Он смотрел сейчас на Мелентьева и с грустью думал о том, как прочно и незаметно оставляет прошлое на людях свою печать. Хотя в трудные для Левандовского годы Мелентьев вел себя достойно, все же тень тех лет лежала на нем. То, что осуждал он в своих противниках, он незаметно перенимал и сам… Наверно, нужно было быть таким человеком, как Левандовский, чтобы оказаться выше этого…
— Ну что ж, может быть, вам виднее, не знаю, — сказал Мелентьев. — Только поверьте мне, Дмитрий Павлович: мне очень дорого все, что делается в вашей лаборатории, и память о Василии Игнатьевиче дорога, и его имя. Так что все мои заботы только об этом.

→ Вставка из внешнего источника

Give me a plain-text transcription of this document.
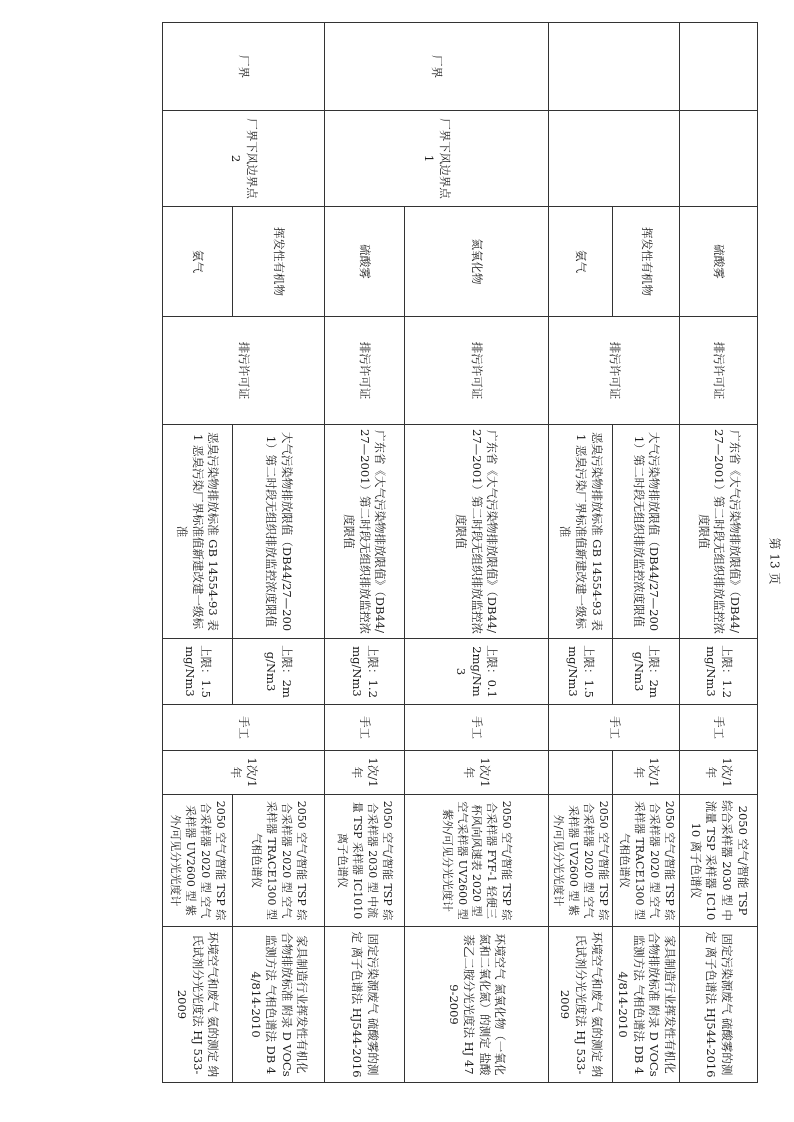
第 13 页
		硫酸雾	排污许可证	广东省《大气污染物排放限值》（DB44/27—2001）第二时段无组织排放监控浓度限值	上限：1.2mg/Nm3	手工	1次/1年	2050 空气/智能 TSP 综合采样器 2030 型 中流量 TSP 采样器 IC1010 离子色谱仪	固定污染源废气 硫酸雾的测定 离子色谱法 HJ544-2016
		挥发性有机物	排污许可证	大气污染物排放限值（DB44/27—2001）第二时段无组织排放监控浓度限值	上限：2mg/Nm3	手工	1次/1年	2050 空气/智能 TSP 综合采样器 2020 型 空气采样器 TRACE1300 型 气相色谱仪	家具制造行业挥发性有机化合物排放标准 附录 D VOCs 监测方法 气相色谱法 DB 44/814-2010
		氨气		恶臭污染物排放标准 GB 14554-93 表 1 恶臭污染厂界标准值新建改建一级标准	上限：1.5mg/Nm3			2050 空气/智能 TSP 综合采样器 2020 型 空气采样器 UV2600 型 紫外/可见分光光度计	环境空气和废气 氨的测定 纳氏试剂分光光度法 HJ 533-2009

厂界	厂界下风边界点 1	氮氧化物	排污许可证	广东省《大气污染物排放限值》（DB44/27—2001）第二时段无组织排放监控浓度限值	上限：0.12mg/Nm3	手工	1次/1年	2050 空气/智能 TSP 综合采样器 FYF-1 轻便三杯风向风速表 2020 型 空气采样器 UV2600 型 紫外/可见分光光度计	环境空气 氮氧化物（一氧化氮和二氧化氮）的测定 盐酸萘乙二胺分光光度法 HJ 479-2009

		硫酸雾	排污许可证	广东省《大气污染物排放限值》（DB44/27—2001）第二时段无组织排放监控浓度限值	上限：1.2mg/Nm3	手工	1次/1年	2050 空气/智能 TSP 综合采样器 2030 型 中流量 TSP 采样器 IC1010 离子色谱仪	固定污染源废气 硫酸雾的测定 离子色谱法 HJ544-2016
厂界	厂界下风边界点 2	挥发性有机物	排污许可证	大气污染物排放限值（DB44/27—2001）第二时段无组织排放监控浓度限值	上限：2mg/Nm3	手工	1次/1年	2050 空气/智能 TSP 综合采样器 2020 型 空气采样器 TRACE1300 型 气相色谱仪	家具制造行业挥发性有机化合物排放标准 附录 D VOCs 监测方法 气相色谱法 DB 44/814-2010

		氨气		恶臭污染物排放标准 GB 14554-93 表 1 恶臭污染厂界标准值新建改建一级标准	上限：1.5mg/Nm3			2050 空气/智能 TSP 综合采样器 2020 型 空气采样器 UV2600 型 紫外/可见分光光度计	环境空气和废气 氨的测定 纳氏试剂分光光度法 HJ 533-2009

Усталый, старый человек стоял перед Решетниковым. Видно, весь этот разговор дался ему нелегко, стоил немалых нервов. И сочувствие к нему шевельнулось в душе Решетникова.
— Я вас понимаю, — сказал он.
— А теперь вернемся к нашим баранам, — усмехнулся Мелентьев. — Что же мы решим с этим отзывом?
— Не знаю. Поступайте, как считаете нужным, — сказал Решетников. — Но я останусь при своем мнении.
— Может быть, мы спросим, что думает по этому поводу Маргарита Николаевна? — с галантным полупоклоном Мелентьев обратился к Рите. — Пусть нас рассудит женщина.
— Я тоже здесь человек новый, — сказала Рита. — Мне трудно судить. Но одно я могу сказать точно. Если бы вот так говорили о м о е й диссертации, я бы на другой же день швырнула ее в печь и пепел развеяла по ветру…
— Вы решительная женщина, — сказал Мелентьев.
А Решетников подумал, что, пожалуй, Рита не преувеличивает. Она бы, не колеблясь, поступила именно так.
В этот день они еще раз вернулись к этому разговору. После работы Решетников зашел к Рите домой, да так и засиделся у нее до позднего вечера. Сережка уже уснул, а Рита и Решетников негромко разговаривали.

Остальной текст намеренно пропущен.